La jalousie
Obsession et fragilité
VERA FELICIDADE DE ALMEIDA CAMPOS
Être jaloux c’est se sentir perdre le contrôle, se sentir rejeté, remplacé. Plus il y a d’incertitude, plus grands sont nos non-acceptations, nos problèmes et difficultés, plus grand est le besoin de jokers et de certitudes. La fidélité, la manipulation de compromis font que l’autre est toujours présent, en conséquent, sous la main pour réaffirmer le pouvoir et faciliter la sécurité. Ces situations sont très explicites et fréquentes dans les relations de couple, mais elles existent aussi entre parents et enfants et entre amis.
À concentrer les expériences de jalousie dans le contexte du manque affectif, on voit surgir des situations étonnantes qui apparaissent sous forme de chosification ou d’anthropomorphisme. Être jaloux d’objets qui ont été touchés ou qui ont mérité l’attention de « l’être aimé » c’est être pris dans des expériences psychopathologiques. Humaniser les objets (l’anthropomorphisme) : les livres, les vêtements, les voitures, par exemple, c’est les voir comme un prolongement de l’autre, à mesure qu’ils sont choisis et touchés. L’anthropomorphisme est un processus qui annihile les barrières, les limites et les différenciations du réel, de l’existant, pour qu’on arrive à amplifier les peurs, les fantasmes, les affabulations et les syllogismes qui permettent de mettre en équation les justifications des expériences de jalousie. Dans la chosification, l’autre est transformé en objet, centre de l’attention, de l’affection et ainsi, par conséquent, passe à être haï. La métonymie opérant des fonctions dé-personnalisantes.
Être jaloux c’est se plaindre de manière explicite, c’est exposer ses difficultés, ses fantasmes et ses obsessions, et leur reprocher de prendre les commandes, les possibilités de solutions. C’est précisément cet aspect qui caractérise la jalousie qui la contextualise dans l’expérience de peur et d’impuissance. Sans autonomie, avec des difficultés, en voulant de l’aide, on ne peut pas lâcher prise, abandonner ce que l’on a. La moindre menace déclenche la jalousie, le contrôle, les plaintes revendicatrices remplies d’allégations.
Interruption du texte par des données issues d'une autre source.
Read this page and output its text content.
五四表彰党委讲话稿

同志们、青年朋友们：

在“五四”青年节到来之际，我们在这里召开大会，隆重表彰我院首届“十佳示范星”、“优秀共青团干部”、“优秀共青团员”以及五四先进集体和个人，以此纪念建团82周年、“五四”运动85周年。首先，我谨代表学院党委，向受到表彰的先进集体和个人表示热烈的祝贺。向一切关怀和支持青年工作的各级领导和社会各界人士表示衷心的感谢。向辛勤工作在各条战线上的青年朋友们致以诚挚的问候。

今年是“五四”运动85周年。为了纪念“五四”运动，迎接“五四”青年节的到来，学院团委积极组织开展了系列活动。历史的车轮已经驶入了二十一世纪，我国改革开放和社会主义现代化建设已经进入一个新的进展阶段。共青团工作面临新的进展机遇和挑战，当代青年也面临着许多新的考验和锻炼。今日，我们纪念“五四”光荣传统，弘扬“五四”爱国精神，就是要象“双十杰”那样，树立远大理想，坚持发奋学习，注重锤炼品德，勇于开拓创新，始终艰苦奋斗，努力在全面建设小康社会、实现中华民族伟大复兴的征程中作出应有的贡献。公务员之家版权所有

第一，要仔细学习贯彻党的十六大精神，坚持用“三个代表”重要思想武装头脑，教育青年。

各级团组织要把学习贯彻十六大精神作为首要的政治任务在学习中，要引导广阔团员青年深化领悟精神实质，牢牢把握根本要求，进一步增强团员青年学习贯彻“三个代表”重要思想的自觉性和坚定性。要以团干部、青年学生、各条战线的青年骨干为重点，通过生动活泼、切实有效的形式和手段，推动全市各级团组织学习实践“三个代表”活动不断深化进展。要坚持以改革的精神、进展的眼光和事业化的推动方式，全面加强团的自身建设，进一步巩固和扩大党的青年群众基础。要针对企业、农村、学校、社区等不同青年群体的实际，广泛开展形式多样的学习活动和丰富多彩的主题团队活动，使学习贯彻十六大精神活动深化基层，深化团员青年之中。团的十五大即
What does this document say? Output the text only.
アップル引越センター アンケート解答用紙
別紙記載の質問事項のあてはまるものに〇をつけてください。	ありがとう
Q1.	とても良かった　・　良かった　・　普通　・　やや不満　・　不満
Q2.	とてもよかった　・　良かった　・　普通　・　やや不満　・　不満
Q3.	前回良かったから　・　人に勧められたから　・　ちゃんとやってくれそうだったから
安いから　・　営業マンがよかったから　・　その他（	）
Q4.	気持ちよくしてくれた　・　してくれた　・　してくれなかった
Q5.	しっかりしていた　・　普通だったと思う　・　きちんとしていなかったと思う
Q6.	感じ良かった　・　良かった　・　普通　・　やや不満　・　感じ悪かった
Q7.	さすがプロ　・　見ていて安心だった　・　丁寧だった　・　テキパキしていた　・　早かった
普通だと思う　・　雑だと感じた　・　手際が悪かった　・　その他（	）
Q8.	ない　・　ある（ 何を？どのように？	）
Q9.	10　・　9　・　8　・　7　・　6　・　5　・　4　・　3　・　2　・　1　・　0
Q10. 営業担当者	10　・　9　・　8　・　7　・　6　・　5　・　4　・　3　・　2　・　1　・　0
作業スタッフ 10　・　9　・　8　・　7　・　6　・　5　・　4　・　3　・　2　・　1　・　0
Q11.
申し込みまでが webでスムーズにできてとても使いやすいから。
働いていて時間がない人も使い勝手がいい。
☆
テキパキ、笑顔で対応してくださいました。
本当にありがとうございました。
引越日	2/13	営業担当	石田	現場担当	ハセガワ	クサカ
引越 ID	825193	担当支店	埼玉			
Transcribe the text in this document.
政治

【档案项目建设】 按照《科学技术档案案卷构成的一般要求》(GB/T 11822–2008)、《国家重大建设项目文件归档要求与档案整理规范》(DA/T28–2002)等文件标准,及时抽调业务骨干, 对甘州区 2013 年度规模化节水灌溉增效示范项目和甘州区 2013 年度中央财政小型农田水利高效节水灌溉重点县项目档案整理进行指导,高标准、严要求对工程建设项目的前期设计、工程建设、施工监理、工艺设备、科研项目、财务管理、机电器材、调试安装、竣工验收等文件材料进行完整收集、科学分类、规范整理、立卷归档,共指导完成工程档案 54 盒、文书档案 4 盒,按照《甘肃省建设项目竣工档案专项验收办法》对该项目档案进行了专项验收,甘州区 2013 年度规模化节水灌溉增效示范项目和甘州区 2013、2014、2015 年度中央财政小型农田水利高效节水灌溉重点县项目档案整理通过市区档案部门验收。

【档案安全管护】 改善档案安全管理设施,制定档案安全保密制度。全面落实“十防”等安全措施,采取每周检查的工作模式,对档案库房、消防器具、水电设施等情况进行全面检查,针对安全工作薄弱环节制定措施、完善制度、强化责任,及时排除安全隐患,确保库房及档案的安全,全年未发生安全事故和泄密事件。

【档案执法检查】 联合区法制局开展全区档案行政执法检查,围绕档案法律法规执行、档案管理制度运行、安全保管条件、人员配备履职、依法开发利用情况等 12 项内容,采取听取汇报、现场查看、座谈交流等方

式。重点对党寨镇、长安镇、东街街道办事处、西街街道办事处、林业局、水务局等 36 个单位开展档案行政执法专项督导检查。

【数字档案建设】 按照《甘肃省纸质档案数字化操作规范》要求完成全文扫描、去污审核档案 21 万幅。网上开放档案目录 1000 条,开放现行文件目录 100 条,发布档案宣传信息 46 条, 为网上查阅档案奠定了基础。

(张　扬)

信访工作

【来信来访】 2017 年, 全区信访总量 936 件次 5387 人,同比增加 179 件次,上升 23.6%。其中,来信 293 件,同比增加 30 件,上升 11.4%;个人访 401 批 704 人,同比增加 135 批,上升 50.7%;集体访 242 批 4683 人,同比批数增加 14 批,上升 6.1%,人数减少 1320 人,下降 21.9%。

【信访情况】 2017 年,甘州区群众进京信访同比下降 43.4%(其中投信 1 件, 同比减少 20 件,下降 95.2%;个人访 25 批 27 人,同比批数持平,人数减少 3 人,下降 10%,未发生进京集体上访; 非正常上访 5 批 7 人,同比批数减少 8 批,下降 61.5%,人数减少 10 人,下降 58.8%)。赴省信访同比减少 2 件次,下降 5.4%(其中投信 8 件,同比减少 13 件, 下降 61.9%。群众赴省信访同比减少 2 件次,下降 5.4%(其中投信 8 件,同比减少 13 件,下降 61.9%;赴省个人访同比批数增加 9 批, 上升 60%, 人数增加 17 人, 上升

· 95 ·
La relation structurelle entre jalousie et non acceptation, le problème, la difficulté, enfin, la fameuse mauvaise estime de soi, est très visible quand on a à faire à des communautés économiquement faibles, dans lesquelles les exemples de domination et d’autorité des hommes sont entretenus. Les femmes se soumettent à tout, et vont jusqu’à supporter les coups pour maintenir le droit à la protection et à l’aide apportée par leur partenaire, leur soutient violent. Fragiles, ces femmes personnifient les expériences de jalousie, elles font tout pour garder et contrôler leur partenaire, qui même quand ils les utilisent comme prostituées pour compléter leur fin de mois, ne sont pas jaloux, bien qu’ils les rendent chaque fois plus jalouses.
La jalousie c’est l’impuissance, c’est en général le désespoir de ne plus susciter l’intérêt, de ne plus motiver, de ne plus monopoliser l’autre. Perdre cette influence, laisse désorienté, met à terre, abat, décourage. La jalousie est aussi l’un des indicateurs de vouloir être l’autre, d’attirer les attentions. La situation est antagoniste : on déteste, on hait la source de jalousie, mais c’est ce qu’on veut comme modèle, comme paramètre, comme objet de transformation. Cette division est une duplicité, elle crée victime et agresseur simultanément vécus par le même individu, à partir de là, les situations de jalousie permettent toujours des désirs de vengeance, la haine, l’humiliation et la frustration, à la recherche de soulagement et d’aide contre les maux. Médée avec son histoire tragique et Othello de Shakespeare, avec leurs drames, nous montrent ces aspects, cette polarité agresseur (vindicatif) et victime (immolée), vécus simultanément, qui caractérisent la jalousie, ces éléments fantaisistes et tragiques, des situations toujours d’actualité, des occurrences fréquentes de plaintes en séance de psychothérapie et dans les actualités sur les crimes de la passion.